South Carolina Supreme Court Rules Safety Trumps Jurisdiction in DUI Case

September 6, 2018

South Carolina’s highest court has ruled a woman’s driving under the influence charge shouldn’t be dismissed because her car crashed a few feet outside the city whose officer detained her.

Jennifer Lynn Alexander was found inside her still running car in a ditch on U.S. Highway 176 in July 2013 by a Goose Creek police officer.

The highway was in Goose Creek city limits, but the ditch was not, which is not an unusual situation in South Carolina, with the state’s strict laws on annexation creating dozens of islands and doughnut holes of unincorporated land surrounded by cities.
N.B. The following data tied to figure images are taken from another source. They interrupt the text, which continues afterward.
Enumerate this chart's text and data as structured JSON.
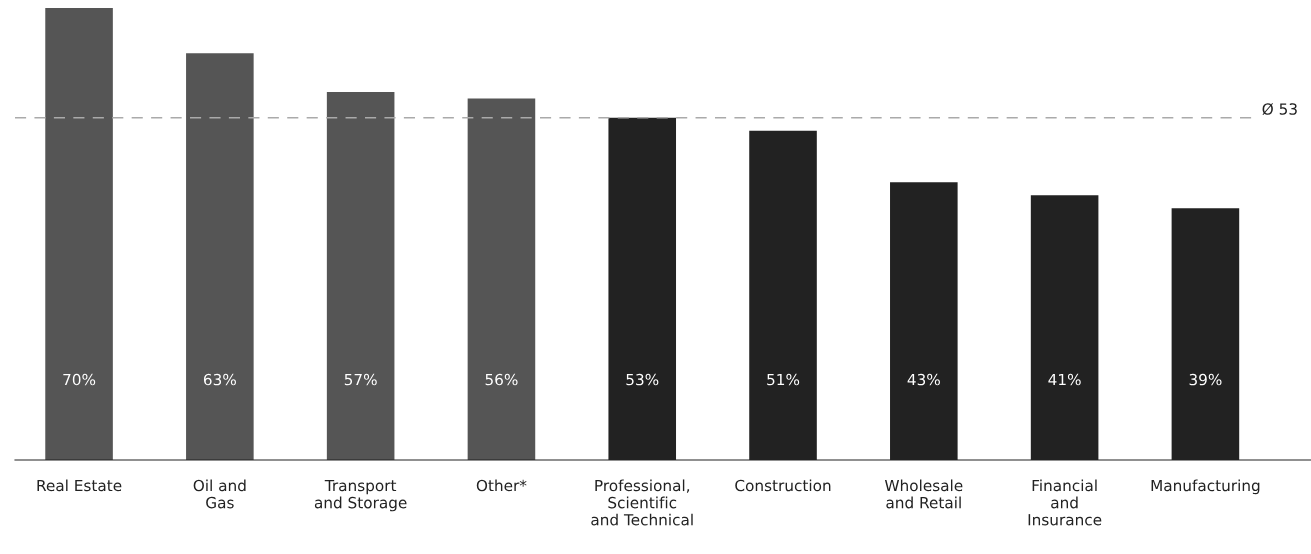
{
  "chart_data": {
    "type": "bar",
    "categories": [
      "Real Estate",
      "Oil and\nGas",
      "Transport\nand Storage",
      "Other*",
      "Professional,\nScientific\nand Technical",
      "Construction",
      "Wholesale\nand Retail",
      "Financial\nand\nInsurance",
      "Manufacturing"
    ],
    "values": [
      70,
      63,
      57,
      56,
      53,
      51,
      43,
      41,
      39
    ],
    "value_labels": [
      "70%",
      "63%",
      "57%",
      "56%",
      "53%",
      "51%",
      "43%",
      "41%",
      "39%"
    ],
    "colors": [
      "#555555",
      "#555555",
      "#555555",
      "#555555",
      "#222222",
      "#222222",
      "#222222",
      "#222222",
      "#222222"
    ],
    "ref_lines": [
      {
        "axis": "y",
        "value": 53,
        "label": "Ø 53",
        "color": "#aaaaaa",
        "line_style": "dashed"
      }
    ],
    "grid": false,
    "legend": false
  }
}
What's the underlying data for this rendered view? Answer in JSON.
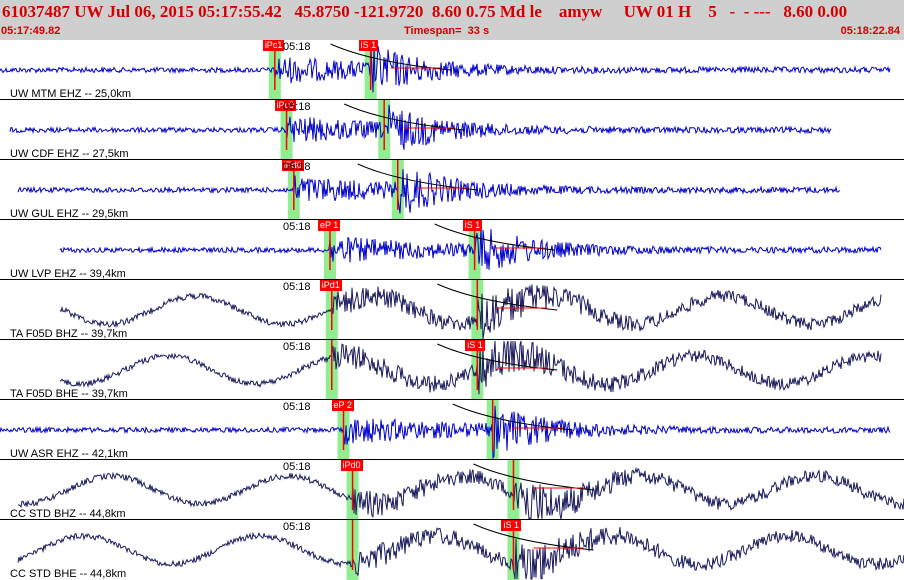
{
  "header": {
    "title": "61037487 UW Jul 06, 2015 05:17:55.42   45.8750 -121.9720  8.60 0.75 Md le    amyw     UW 01 H    5   -  - ---   8.60 0.00",
    "start_time": "05:17:49.82",
    "timespan": "Timespan=  33 s",
    "end_time": "05:18:22.84"
  },
  "tick_label": "05:18",
  "colors": {
    "header_bg": "#cfcfcf",
    "header_text": "#d40000",
    "pick": "#ff0000",
    "window": "#90ee90",
    "blue": "#0000cc",
    "navy": "#1a1a5e"
  },
  "channels": [
    {
      "label": "UW MTM EHZ -- 25,0km",
      "color": "#0000cc",
      "p_pick": "iPc1",
      "s_pick": "iS 1",
      "p_frac": 0.304,
      "s_frac": 0.41,
      "end_frac": 0.985
    },
    {
      "label": "UW CDF EHZ -- 27,5km",
      "color": "#0000cc",
      "p_pick": "iPc0",
      "s_pick": "",
      "p_frac": 0.317,
      "s_frac": 0.425,
      "end_frac": 0.92
    },
    {
      "label": "UW GUL EHZ -- 29,5km",
      "color": "#0000cc",
      "p_pick": "iPd0",
      "s_pick": "",
      "p_frac": 0.325,
      "s_frac": 0.44,
      "end_frac": 0.93
    },
    {
      "label": "UW LVP EHZ -- 39,4km",
      "color": "#0000cc",
      "p_pick": "eP 1",
      "s_pick": "iS 1",
      "p_frac": 0.365,
      "s_frac": 0.525,
      "end_frac": 0.975
    },
    {
      "label": "TA F05D BHZ -- 39,7km",
      "color": "#1a1a5e",
      "p_pick": "iPd1",
      "s_pick": "",
      "p_frac": 0.367,
      "s_frac": 0.528,
      "end_frac": 0.975
    },
    {
      "label": "TA F05D BHE -- 39,7km",
      "color": "#1a1a5e",
      "p_pick": "",
      "s_pick": "iS 1",
      "p_frac": 0.367,
      "s_frac": 0.528,
      "end_frac": 0.975
    },
    {
      "label": "UW ASR EHZ -- 42,1km",
      "color": "#0000cc",
      "p_pick": "eP 2",
      "s_pick": "",
      "p_frac": 0.38,
      "s_frac": 0.545,
      "end_frac": 0.985
    },
    {
      "label": "CC STD BHZ -- 44,8km",
      "color": "#1a1a5e",
      "p_pick": "iPd0",
      "s_pick": "",
      "p_frac": 0.39,
      "s_frac": 0.568,
      "end_frac": 1.0
    },
    {
      "label": "CC STD BHE -- 44,8km",
      "color": "#1a1a5e",
      "p_pick": "",
      "s_pick": "iS 1",
      "p_frac": 0.39,
      "s_frac": 0.568,
      "end_frac": 1.0
    }
  ]
}
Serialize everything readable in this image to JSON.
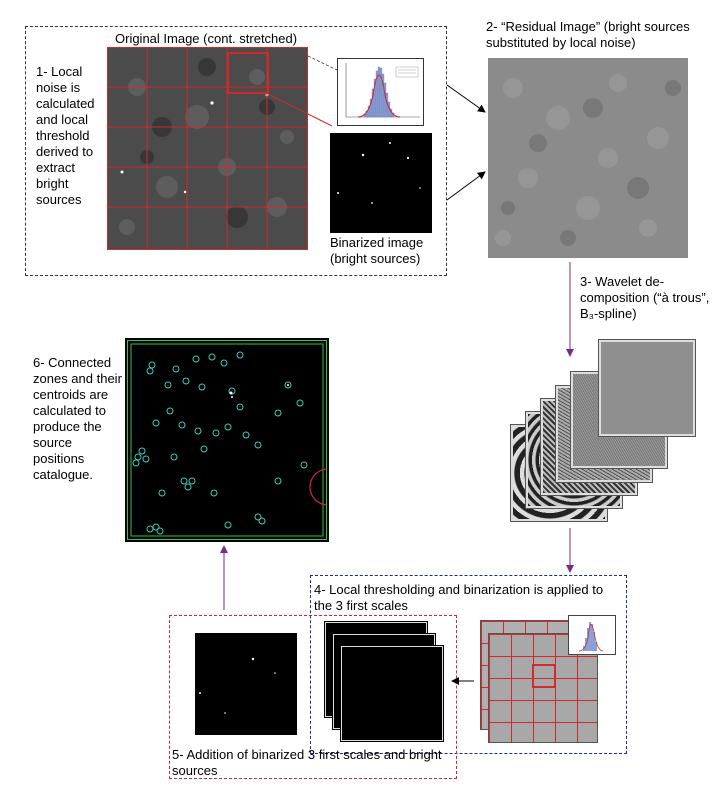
{
  "steps": {
    "step1": {
      "label": "1- Local noise is calculated and local threshold derived to extract bright sources",
      "original_image_title": "Original Image  (cont. stretched)",
      "binarized_caption": "Binarized image (bright sources)"
    },
    "step2": {
      "label": "2- “Residual Image”  (bright sources substituted by local noise)"
    },
    "step3": {
      "label": "3- Wavelet de-composition (“à trous”, B₃-spline)"
    },
    "step4": {
      "label": "4- Local thresholding and binarization  is applied to the 3 first scales"
    },
    "step5": {
      "label": "5- Addition of binarized 3 first scales and bright sources"
    },
    "step6": {
      "label": "6- Connected zones and their centroids are calculated to produce the source positions catalogue."
    }
  },
  "colors": {
    "grid_red": "#d22a2a",
    "box1_border": "#333333",
    "box4_border": "#1f2a8a",
    "box5_border": "#c8283c",
    "arrow_purple": "#7a2a8a",
    "circle_cyan": "#3ccfc0",
    "frame_green": "#35c24a"
  }
}
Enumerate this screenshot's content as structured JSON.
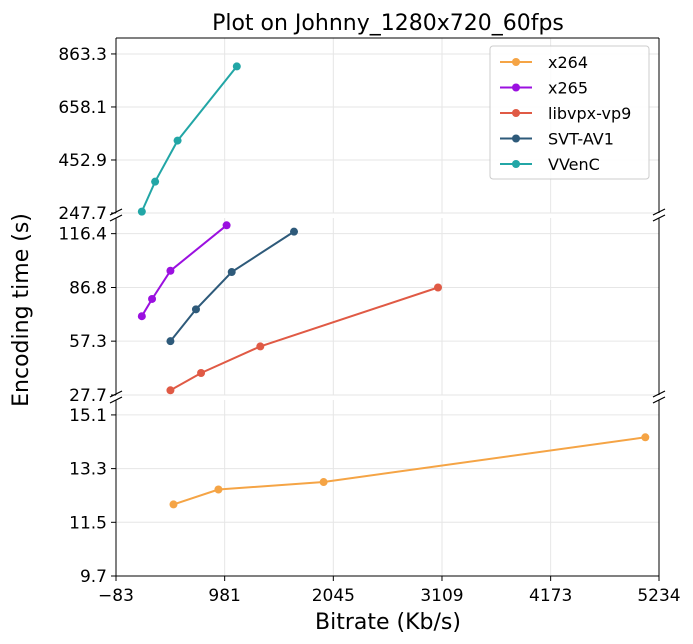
{
  "chart_data": {
    "type": "line",
    "title": "Plot on Johnny_1280x720_60fps",
    "xlabel": "Bitrate (Kb/s)",
    "ylabel": "Encoding time (s)",
    "xlim": [
      -83,
      5234
    ],
    "xticks": [
      "-83",
      "981",
      "2045",
      "3109",
      "4173",
      "5234"
    ],
    "xtick_values": [
      -83,
      981,
      2045,
      3109,
      4173,
      5234
    ],
    "grid": true,
    "legend_position": "top-right",
    "broken_y_axis": true,
    "panels": [
      {
        "id": "top",
        "ylim": [
          247.7,
          925
        ],
        "yticks": [
          "247.7",
          "452.9",
          "658.1",
          "863.3"
        ],
        "ytick_values": [
          247.7,
          452.9,
          658.1,
          863.3
        ]
      },
      {
        "id": "middle",
        "ylim": [
          27.7,
          125
        ],
        "yticks": [
          "27.7",
          "57.3",
          "86.8",
          "116.4"
        ],
        "ytick_values": [
          27.7,
          57.3,
          86.8,
          116.4
        ]
      },
      {
        "id": "bottom",
        "ylim": [
          9.7,
          15.6
        ],
        "yticks": [
          "9.7",
          "11.5",
          "13.3",
          "15.1"
        ],
        "ytick_values": [
          9.7,
          11.5,
          13.3,
          15.1
        ]
      }
    ],
    "series": [
      {
        "name": "x264",
        "color": "#F5A445",
        "panel": "bottom",
        "x": [
          480,
          920,
          1950,
          5100
        ],
        "y": [
          12.1,
          12.6,
          12.85,
          14.35
        ]
      },
      {
        "name": "x265",
        "color": "#9B10E0",
        "panel": "middle",
        "x": [
          170,
          270,
          450,
          1000
        ],
        "y": [
          71,
          80.5,
          96,
          121
        ]
      },
      {
        "name": "libvpx-vp9",
        "color": "#E05A45",
        "panel": "middle",
        "x": [
          450,
          750,
          1330,
          3070
        ],
        "y": [
          30.3,
          39.8,
          54.4,
          86.8
        ]
      },
      {
        "name": "SVT-AV1",
        "color": "#2E5A7A",
        "panel": "middle",
        "x": [
          450,
          700,
          1050,
          1660
        ],
        "y": [
          57.3,
          74.8,
          95.3,
          117.5
        ]
      },
      {
        "name": "VVenC",
        "color": "#22A6A6",
        "panel": "top",
        "x": [
          170,
          300,
          520,
          1100
        ],
        "y": [
          253,
          369,
          528,
          815
        ]
      }
    ]
  }
}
The officer suspected Alexander was drunk, so he asked her to turn off her car and stay put while state troopers responded, according to court records reviewed by The Post and Courier of Charleston .

Alexander’s lawyers successfully argued to a magistrate that the Goose Creek officer didn’t have the authority to detain her because she was not in their jurisdiction, even if it was only to wait for someone with jurisdiction to arrive.

The state Court of Appeals agreed, but the South Carolina Supreme Court overturned the ruling in August, and lawyers for the state called it a very important decision.

“The factual scenario where officers are outside their jurisdiction is a common occurrence,” said Marc Gore, a lawyer for the Department of Public Safety. “We needed the law to be clear on when their jurisdiction is there and when it’s not there so we know how to proceed with cases like this.”

The Supreme Court justices sided with the argument that a police officer can’t just drive away when summoned for help because something could have happened like the woman walking into traffic and Goose Creek would have been responsible.

“To be clear, jurisdictional boundaries mean something and … an officer (usually) has no authority to act in his official capacity beyond his jurisdiction. However, (the law) provides a narrow exception to the general rule when an officer is summoned for help,” Justice John Kittredge wrote in the court’s opinion.

Alexander’s lawyer Henry Schlein said he still thinks the law doesn’t allow officers to detain people outside their jurisdiction for any reason. “But I bow to the wisdom of the Supreme Court,” he said.